Sénateur Gignac, accepteriez-vous de répondre à une autre question?

Le sénateur Gignac [ + ]

Oui.

Merci beaucoup. Je vous remercie d’avoir mentionné vos préoccupations, car il m’apparaît important de le faire.

J’aimerais vérifier quelque chose. Vous avez mentionné des chiffres et cité des économistes qui ont fait un travail incroyable par le passé, mais vous n’avez pas parlé des économistes qui se sont penchés sur ces questions et ont examiné les chiffres plus récemment, notamment le directeur parlementaire du budget — le chiffre que vous avez mentionné était la somme brute. La somme nette était de 3,6 milliards de dollars et, en fait, le directeur parlementaire du budget a parlé d’une incidence minime sur la main-d’œuvre.

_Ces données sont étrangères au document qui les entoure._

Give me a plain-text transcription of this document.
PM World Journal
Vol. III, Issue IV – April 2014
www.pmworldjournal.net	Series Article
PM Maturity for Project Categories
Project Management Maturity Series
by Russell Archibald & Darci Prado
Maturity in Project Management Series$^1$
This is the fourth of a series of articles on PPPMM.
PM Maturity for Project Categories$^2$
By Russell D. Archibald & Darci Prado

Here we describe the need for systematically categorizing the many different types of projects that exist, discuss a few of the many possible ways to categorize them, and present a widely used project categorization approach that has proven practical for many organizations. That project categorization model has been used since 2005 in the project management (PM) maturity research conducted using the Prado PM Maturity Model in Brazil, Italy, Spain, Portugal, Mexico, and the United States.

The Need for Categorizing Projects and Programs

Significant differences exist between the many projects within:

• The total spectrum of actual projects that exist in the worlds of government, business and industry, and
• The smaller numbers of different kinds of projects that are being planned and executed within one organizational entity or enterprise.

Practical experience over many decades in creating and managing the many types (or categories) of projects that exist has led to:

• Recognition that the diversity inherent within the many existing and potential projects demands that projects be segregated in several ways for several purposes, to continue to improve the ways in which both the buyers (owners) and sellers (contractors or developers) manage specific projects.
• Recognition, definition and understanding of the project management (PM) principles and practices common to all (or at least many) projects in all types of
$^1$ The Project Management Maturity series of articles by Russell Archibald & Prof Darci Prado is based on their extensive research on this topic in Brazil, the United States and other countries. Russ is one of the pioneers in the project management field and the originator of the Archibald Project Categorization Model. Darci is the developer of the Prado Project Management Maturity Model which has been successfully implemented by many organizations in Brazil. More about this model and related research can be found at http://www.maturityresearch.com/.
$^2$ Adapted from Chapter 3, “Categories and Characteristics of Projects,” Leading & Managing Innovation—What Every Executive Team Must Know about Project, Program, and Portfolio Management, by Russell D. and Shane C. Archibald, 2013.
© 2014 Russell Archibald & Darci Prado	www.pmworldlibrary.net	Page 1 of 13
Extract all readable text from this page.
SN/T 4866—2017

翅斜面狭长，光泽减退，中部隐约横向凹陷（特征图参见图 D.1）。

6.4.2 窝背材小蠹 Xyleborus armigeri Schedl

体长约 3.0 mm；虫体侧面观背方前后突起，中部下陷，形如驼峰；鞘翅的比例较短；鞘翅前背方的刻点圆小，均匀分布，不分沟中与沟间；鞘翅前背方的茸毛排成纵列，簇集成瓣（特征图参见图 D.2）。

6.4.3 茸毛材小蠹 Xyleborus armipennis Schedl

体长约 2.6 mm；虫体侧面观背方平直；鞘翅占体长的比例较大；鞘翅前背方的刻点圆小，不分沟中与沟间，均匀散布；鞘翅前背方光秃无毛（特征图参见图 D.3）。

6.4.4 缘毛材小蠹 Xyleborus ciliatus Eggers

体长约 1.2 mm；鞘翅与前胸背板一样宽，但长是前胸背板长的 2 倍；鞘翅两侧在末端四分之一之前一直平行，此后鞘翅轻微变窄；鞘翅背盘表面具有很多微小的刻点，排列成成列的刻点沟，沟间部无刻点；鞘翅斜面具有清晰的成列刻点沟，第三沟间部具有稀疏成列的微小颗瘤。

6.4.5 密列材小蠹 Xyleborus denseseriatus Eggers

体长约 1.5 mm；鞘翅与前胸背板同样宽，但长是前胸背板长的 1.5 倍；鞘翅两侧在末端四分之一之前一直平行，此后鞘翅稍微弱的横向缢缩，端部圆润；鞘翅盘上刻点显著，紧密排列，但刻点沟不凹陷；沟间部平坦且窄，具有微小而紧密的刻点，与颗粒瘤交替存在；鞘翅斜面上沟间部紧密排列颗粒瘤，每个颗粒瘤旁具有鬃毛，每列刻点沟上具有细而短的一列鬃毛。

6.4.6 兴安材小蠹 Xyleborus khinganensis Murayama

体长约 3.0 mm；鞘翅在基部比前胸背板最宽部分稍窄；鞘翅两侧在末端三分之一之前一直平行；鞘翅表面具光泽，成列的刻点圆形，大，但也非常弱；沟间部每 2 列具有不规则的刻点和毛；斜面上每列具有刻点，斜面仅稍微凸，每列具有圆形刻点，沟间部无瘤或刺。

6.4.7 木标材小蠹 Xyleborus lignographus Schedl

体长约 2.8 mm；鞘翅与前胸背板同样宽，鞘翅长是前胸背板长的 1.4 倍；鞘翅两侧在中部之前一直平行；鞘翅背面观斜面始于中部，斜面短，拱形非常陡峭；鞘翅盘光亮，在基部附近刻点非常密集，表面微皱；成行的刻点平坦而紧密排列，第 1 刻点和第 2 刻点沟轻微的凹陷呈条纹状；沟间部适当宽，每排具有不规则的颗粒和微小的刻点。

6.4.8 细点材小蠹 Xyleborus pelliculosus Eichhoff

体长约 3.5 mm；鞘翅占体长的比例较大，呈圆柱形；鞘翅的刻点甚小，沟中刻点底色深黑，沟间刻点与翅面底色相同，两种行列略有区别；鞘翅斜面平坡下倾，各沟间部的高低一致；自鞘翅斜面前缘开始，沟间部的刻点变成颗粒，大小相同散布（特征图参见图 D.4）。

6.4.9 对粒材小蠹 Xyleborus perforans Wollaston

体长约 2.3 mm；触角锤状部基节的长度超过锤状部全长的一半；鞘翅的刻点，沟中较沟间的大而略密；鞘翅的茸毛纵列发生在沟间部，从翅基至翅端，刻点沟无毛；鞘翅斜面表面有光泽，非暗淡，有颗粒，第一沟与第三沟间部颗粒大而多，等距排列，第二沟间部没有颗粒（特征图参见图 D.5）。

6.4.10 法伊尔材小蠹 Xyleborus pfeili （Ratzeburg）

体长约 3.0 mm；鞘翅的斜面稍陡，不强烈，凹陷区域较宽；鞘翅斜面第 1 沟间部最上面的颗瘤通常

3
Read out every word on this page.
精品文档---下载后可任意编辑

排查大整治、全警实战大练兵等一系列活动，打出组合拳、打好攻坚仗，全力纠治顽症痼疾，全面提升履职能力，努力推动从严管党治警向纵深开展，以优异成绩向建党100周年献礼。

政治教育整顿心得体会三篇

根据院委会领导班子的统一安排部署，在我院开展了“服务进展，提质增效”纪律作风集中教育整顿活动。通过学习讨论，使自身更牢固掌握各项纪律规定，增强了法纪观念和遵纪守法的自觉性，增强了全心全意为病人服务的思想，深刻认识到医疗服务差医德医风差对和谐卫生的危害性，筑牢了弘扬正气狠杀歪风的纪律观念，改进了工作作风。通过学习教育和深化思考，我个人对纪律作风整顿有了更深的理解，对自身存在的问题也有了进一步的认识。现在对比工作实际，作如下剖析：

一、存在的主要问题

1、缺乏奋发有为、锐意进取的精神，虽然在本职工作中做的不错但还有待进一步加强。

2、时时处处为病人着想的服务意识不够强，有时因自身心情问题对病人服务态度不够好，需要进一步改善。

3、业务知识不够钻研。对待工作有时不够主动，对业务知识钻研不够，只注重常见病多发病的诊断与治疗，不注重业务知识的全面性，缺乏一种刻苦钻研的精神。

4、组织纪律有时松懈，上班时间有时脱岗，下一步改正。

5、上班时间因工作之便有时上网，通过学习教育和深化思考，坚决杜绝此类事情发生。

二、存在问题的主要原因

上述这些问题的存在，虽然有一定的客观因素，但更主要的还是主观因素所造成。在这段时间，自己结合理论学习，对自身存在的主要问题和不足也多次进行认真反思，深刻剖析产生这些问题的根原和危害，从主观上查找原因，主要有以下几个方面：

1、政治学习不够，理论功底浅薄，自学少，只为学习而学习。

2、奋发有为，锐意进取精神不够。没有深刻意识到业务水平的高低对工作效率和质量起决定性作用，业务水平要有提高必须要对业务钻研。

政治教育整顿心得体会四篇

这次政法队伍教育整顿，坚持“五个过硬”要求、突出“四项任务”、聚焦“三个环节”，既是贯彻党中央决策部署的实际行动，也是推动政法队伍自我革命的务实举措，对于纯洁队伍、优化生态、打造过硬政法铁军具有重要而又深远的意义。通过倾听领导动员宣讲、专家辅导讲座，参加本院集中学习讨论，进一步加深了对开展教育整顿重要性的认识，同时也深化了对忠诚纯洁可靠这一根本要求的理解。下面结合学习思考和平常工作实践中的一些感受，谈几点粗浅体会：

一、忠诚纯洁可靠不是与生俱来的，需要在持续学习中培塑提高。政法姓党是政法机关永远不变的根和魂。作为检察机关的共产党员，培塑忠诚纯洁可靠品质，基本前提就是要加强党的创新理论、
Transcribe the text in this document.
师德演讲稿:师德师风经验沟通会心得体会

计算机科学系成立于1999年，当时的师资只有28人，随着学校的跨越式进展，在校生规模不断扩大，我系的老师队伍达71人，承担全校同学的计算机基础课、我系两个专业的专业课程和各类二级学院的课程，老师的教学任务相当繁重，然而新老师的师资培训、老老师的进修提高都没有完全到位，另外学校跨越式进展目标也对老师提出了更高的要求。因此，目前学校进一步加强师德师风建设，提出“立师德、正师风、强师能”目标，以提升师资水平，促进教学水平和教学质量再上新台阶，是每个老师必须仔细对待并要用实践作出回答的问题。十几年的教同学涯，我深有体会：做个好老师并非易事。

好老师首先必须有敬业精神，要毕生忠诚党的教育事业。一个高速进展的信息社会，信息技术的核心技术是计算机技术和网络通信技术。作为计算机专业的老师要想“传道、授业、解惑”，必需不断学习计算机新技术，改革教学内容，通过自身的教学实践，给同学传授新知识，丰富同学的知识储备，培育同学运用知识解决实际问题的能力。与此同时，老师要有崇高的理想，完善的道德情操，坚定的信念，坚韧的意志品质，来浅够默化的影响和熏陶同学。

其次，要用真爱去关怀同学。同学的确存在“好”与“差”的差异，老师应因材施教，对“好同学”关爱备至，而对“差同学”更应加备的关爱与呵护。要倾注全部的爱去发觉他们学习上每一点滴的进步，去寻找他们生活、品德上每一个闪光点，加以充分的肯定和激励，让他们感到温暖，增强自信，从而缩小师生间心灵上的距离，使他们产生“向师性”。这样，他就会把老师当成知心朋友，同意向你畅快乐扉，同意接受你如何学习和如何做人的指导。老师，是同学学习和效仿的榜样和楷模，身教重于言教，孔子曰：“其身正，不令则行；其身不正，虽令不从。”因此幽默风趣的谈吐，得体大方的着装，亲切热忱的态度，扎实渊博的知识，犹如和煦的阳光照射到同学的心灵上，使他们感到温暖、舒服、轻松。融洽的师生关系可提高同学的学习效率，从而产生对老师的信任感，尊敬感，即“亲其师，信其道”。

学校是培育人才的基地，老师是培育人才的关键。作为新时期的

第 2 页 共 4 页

Saviez-vous que des recherches récentes de la professeure Zhao montrent que, sachant qu’on dépense actuellement 90 milliards de dollars par année pour des mesures visant à contrer la pauvreté, si on adoptait une approche comme celle que nous proposons, on pourrait non seulement réduire la pauvreté de moitié, mais aussi accroître les retombées positives pour l’économie et offrir une véritable voie pour qu’un plus grand nombre de personnes soient en mesure de travailler? Connaissez-vous ces recherches?

Le sénateur Gignac [ + ]

Merci, sénatrice.

Un économiste, ce n’est pas un comptable. Vous pourriez avoir trois économistes et quatre opinions différentes. Je crois que vous en êtes parfaitement consciente.

Il existe toutes sortes d’études aux paramètres divers. Je ne veux pas encombrer le Sénat de toutes sortes de chiffres. Le nouveau directeur parlementaire du budget par intérim utilise des paramètres différents. Vous savez que lorsqu’on rajuste les paramètres on obtient des résultats différents.

C’est exactement ce qui se passe dans ce cas-ci. J’ai vraiment confiance en l’ancien directeur parlementaire du budget. Il avait une excellente réputation. J’ai également beaucoup confiance en la sénatrice Bellemare. Je crois l’experte du Québec à ce sujet.

Pour toutes ces raisons, je ne vais pas...

Son Honneur la Présidente [ + ]

Sénateur Gignac, je regrette de vous interrompre, mais votre temps de parole est écoulé.